Federal Communications Commissioner Ajit Pai is warning his fellow commissioners to delay next year’s spectrum auction — the biggest the agency has planned yet for freeing up airwaves for hungry wireless providers — or risk “courting disaster.”
“If we can get everything done in time to start the auction as scheduled on March 29, that would be great. But March 29 wasn’t etched onto a tablet, Biblical or electronic,” Pai said at a 4G Americas’ event Thursday.
“If we are not 100 percent confident that the software will perform flawlessly as we make our way to the end of March, we must have the courage to postpone the auction rather than charging ahead and courting disaster.”
The Republican FCC commissioner said it was “critical that we not rush the process” of preparing for the spectrum auction in 2016, when broadcasters will sell spectrum to the FCC to be repackaged and auctioned off to wireless providers, some of whom expect to run out of the spectrum needed to accommodate heavy bandwidth mobile services like video streaming by 2020.
Agency Chairman Tom Wheeler predicts the auction will be “supremely successful,” with estimates for revenue ranging up to $60 billion.
That’s a long shot, according to Pai, especially if the agency doesn’t allow for ample time to test the new software that will repack auctioned spectrum for reuse.
“I realize that the nuts and bolts of IT implementation isn’t a glamorous issue. But it is critically important,” Pai said. “That is why we must double-check and triple-check all of the software. That should include rigorous testing by neutral third-parties.”
“We have seen what happens when the federal government rushes ahead with flawed IT systems,” he continued. “Indeed, Chairman Wheeler himself acknowledged in December 2013 that we want to avoid a software debacle of the kind the country witnessed during Obamacare’s rollout.”
Pai suggested the FCC take up CTIA — The Wireless Association’s request and hold three mock auctions to give participants practice and uncover any bugs prior to March 29.
“When it comes to the incentive auction, we don’t have any margin for error,” he said.
The Republican commissioner previously dissented on auction rules that would place broadcasters and wireless providers in the same spectrum — a recipe for interference issues — and on setting aside 30 MHz of spectrum exclusively for bidding by smaller providers like T-Mobile.
“I’m not sure how much money the auction is going to raise, I don’t know how much spectrum it’s going to clear,” Pai told InsideSources earlier this week. ” What I do know is that some of the steps the FCC has taken have made success more difficult than it otherwise needs to be.”
Pai said the agency is disincentivizing broadcasters by establishing rules that could keep them from getting the maximum amount possible for their spectrum, “picking winners and losers” on the wireless side with the spectrum reserve and restricting how much of certain spectrum other carriers can hold.
“These are not the steps I think you want to take if your goal is to make sure that both TV broadcasters and wireless carriers are going to come to the table,” Pai said. “The FCC only has one chance to get this right.”

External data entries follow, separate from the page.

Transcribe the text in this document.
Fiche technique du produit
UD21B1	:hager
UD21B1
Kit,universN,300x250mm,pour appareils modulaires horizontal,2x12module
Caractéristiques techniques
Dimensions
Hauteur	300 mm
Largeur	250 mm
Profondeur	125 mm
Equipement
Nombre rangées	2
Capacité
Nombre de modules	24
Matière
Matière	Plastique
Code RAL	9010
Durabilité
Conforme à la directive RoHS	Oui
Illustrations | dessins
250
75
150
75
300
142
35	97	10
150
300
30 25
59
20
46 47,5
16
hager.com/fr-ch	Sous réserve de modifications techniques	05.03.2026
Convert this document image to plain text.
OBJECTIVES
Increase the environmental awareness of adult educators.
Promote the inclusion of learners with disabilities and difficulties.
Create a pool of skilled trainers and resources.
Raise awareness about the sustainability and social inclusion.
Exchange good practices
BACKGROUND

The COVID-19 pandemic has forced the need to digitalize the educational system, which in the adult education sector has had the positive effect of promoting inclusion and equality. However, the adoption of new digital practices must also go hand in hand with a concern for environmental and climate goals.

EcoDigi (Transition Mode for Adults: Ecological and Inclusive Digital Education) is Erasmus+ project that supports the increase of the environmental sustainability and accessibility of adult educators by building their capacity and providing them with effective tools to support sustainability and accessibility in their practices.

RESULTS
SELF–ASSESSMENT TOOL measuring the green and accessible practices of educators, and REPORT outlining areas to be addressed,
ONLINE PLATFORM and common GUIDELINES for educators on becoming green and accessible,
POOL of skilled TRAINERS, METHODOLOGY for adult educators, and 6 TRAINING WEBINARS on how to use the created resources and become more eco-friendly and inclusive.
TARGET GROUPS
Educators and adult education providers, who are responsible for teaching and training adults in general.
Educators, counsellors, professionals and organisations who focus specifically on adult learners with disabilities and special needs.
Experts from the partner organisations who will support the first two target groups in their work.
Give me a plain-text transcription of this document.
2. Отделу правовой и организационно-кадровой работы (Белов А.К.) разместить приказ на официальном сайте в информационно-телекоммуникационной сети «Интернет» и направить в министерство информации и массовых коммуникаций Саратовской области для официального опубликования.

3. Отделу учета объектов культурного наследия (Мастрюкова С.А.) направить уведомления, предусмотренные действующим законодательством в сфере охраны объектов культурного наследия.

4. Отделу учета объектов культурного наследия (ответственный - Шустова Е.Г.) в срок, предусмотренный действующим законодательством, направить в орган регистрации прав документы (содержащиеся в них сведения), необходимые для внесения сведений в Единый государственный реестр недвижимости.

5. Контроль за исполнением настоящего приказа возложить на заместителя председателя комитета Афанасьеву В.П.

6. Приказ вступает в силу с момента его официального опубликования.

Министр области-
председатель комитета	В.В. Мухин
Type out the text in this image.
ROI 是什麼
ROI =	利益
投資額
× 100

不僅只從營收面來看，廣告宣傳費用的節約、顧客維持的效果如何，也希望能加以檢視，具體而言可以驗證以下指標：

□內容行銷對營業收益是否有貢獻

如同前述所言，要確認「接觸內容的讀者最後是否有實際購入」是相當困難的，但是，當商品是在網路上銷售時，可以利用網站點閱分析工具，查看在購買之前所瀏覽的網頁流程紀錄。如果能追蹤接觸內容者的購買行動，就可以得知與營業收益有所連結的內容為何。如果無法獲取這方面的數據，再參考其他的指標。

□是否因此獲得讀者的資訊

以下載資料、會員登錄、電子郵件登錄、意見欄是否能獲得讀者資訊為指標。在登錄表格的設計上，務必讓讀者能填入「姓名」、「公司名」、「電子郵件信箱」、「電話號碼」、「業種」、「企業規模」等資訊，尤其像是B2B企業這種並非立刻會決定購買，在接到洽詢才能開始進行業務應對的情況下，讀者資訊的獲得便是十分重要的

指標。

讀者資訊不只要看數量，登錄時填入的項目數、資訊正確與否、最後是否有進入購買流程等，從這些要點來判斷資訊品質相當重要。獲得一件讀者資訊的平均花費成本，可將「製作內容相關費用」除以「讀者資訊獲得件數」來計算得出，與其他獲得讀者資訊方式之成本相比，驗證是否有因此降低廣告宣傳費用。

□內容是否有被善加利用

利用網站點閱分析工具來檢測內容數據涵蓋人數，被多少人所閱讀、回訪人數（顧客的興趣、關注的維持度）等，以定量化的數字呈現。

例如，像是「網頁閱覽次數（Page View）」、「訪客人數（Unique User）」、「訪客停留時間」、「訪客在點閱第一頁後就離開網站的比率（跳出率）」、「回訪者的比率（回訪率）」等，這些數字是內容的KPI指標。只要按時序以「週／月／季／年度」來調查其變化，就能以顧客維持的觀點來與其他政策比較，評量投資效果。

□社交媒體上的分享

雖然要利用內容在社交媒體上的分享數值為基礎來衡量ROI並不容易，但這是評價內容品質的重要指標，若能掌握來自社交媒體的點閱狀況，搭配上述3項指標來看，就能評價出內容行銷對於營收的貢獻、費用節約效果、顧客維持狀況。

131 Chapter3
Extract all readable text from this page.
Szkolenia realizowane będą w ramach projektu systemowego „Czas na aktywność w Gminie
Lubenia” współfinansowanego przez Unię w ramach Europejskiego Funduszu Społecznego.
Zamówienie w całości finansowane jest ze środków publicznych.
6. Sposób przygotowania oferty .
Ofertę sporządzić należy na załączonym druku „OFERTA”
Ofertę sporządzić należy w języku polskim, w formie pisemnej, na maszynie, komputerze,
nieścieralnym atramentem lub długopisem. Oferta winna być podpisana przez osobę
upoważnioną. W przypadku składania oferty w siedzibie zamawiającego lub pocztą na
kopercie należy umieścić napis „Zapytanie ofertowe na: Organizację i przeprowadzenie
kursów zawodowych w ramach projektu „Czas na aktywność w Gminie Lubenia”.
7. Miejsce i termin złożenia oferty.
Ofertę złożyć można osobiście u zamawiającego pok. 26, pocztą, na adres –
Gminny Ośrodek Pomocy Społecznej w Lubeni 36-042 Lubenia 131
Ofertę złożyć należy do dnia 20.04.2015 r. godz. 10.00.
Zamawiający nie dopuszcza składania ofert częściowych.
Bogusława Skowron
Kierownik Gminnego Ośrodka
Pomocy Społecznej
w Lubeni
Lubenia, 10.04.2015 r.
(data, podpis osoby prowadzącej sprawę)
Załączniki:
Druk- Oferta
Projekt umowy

On the technical side, making the repacking software public, giving engineers time to work out bugs and removing broadcast TV stations from the duplex gap — the airwaves that separate mobile data uploads and downloads — are all critically important, according to Pai.
“Placing broadcasters and wireless carriers in essentially the same spectrum — that’s going to be a problem,” Pai said. “It’s pretty remarkable that you see broadcasters, wireless companies and licensed advocates on the same side of any issue, but on this, they were united. And they said, ‘Look, your band plan doesn’t work for these reasons — putting broadcasters in the duplex gap or otherwise citing them in the wireless band doesn’t make a lot of sense.”
“Everyone agreed on it, but nonetheless the agency moved forward based on a cherrypicked group of simulations that don’t reflect the technical reality,” he continued. “But that cake has been baked, and so we have to move forward and hope enough icing is placed on top of it to make the auction a success nonetheless.”
In September Sprint announced it would not participate in the incentive auction, while News Corp CEO James Murdoch said Fox likely will. Analysts expect other major players including Verizon, AT&T and even Sinclair Broadcast Group — the nation’s largest TV broadcaster, initially opposed to the auction — to participate as well.
“Honestly, I just don’t know,” Pai answered on whether he thought the auction would be a success or failure. “What I do know is that the chances of success have been diminished by some of the policy cuts that have been made over the last several months.”
One of the lessons learned during the last auction, the commissioner explained, is they’re hard to predict. The FCC expected to pull in between $18 and $20 billion ahead of January’s AWS-3 auction, and in reality made $40 billion.
“It’s one thing when you know what the supply is and you can’t predict demand,” Pai said. “Here you can’t predict supply or demand.”